= Binghui Shen =

American radiobiologist

Binghui Shen (born 1961), is an American radiobiologist. He is currently the Chair and Professor of Cancer Genetics and Epigenetics at City of Hope National Medical Center.

He graduated BSc from Department of Biology of Zhejiang University in Hangzhou in 1983. From 1983 to 1986, Shen was an assistant in the Department of Agricultural Sciences at Zhejiang Agricultural University (previous and current Zhejiang University). Shen obtained his PhD from Kansas State University. Shen did his postdoctoral research first in the Department of Molecular Biology and Biochemistry at the University of California, Irvine, then in the Life Sciences Division of Los Alamos National Laboratory, New Mexico.
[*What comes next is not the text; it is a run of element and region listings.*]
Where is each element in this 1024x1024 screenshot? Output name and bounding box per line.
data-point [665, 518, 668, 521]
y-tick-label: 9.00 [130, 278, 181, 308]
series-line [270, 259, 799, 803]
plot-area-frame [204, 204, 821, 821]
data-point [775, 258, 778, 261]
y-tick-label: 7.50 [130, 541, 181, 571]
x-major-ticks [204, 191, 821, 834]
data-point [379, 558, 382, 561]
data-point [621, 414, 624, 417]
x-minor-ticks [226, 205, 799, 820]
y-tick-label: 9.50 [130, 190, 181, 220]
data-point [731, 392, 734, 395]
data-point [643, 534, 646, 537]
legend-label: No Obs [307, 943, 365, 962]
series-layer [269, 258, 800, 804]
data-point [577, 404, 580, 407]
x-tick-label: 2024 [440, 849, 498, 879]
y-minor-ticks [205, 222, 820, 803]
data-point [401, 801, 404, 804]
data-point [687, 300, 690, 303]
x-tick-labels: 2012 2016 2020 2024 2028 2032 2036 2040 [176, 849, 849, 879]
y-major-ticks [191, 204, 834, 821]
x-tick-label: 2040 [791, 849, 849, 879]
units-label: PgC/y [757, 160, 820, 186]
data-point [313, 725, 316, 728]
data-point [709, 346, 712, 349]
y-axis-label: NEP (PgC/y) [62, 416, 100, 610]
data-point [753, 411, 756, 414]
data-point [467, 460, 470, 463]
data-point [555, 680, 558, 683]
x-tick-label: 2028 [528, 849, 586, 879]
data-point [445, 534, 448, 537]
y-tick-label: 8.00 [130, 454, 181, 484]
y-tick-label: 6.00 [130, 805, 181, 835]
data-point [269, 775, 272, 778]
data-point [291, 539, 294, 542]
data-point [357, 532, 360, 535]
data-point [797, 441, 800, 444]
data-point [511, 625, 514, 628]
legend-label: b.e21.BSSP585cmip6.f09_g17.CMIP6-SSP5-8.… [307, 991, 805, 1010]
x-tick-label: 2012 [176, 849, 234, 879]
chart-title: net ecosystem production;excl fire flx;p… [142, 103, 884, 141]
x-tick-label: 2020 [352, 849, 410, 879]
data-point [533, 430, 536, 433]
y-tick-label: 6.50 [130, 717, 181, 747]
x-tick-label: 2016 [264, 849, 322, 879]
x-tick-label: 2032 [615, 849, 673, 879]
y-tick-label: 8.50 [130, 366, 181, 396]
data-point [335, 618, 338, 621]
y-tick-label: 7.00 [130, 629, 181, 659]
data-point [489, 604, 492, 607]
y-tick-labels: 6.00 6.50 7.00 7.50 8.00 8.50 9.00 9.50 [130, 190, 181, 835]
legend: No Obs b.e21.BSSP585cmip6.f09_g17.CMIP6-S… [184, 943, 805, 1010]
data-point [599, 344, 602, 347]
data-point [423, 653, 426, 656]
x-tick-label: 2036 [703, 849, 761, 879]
In 1996, Shen joined the Division of Cell & Tumor Biology at City of Hope National Medical Center. In 2000, he became associate professor in the Division of Molecular Medicine. In 2003, Shen was appointed the Director of the Division of Radiation Biology. He's also the Associated Chair and Professor in the Division of Cancer Biology, and a full member of Cancer Biology Program in the Comprehensive Cancer Center.

Shen was elected to the American Association for the Advancement of Science, the American Society of Radiation Research, and is member of the Radiation Study Section of the National Institutes of Health. Shen was named the United States Department of Defense’s 2002 Breast Cancer Research Program panel.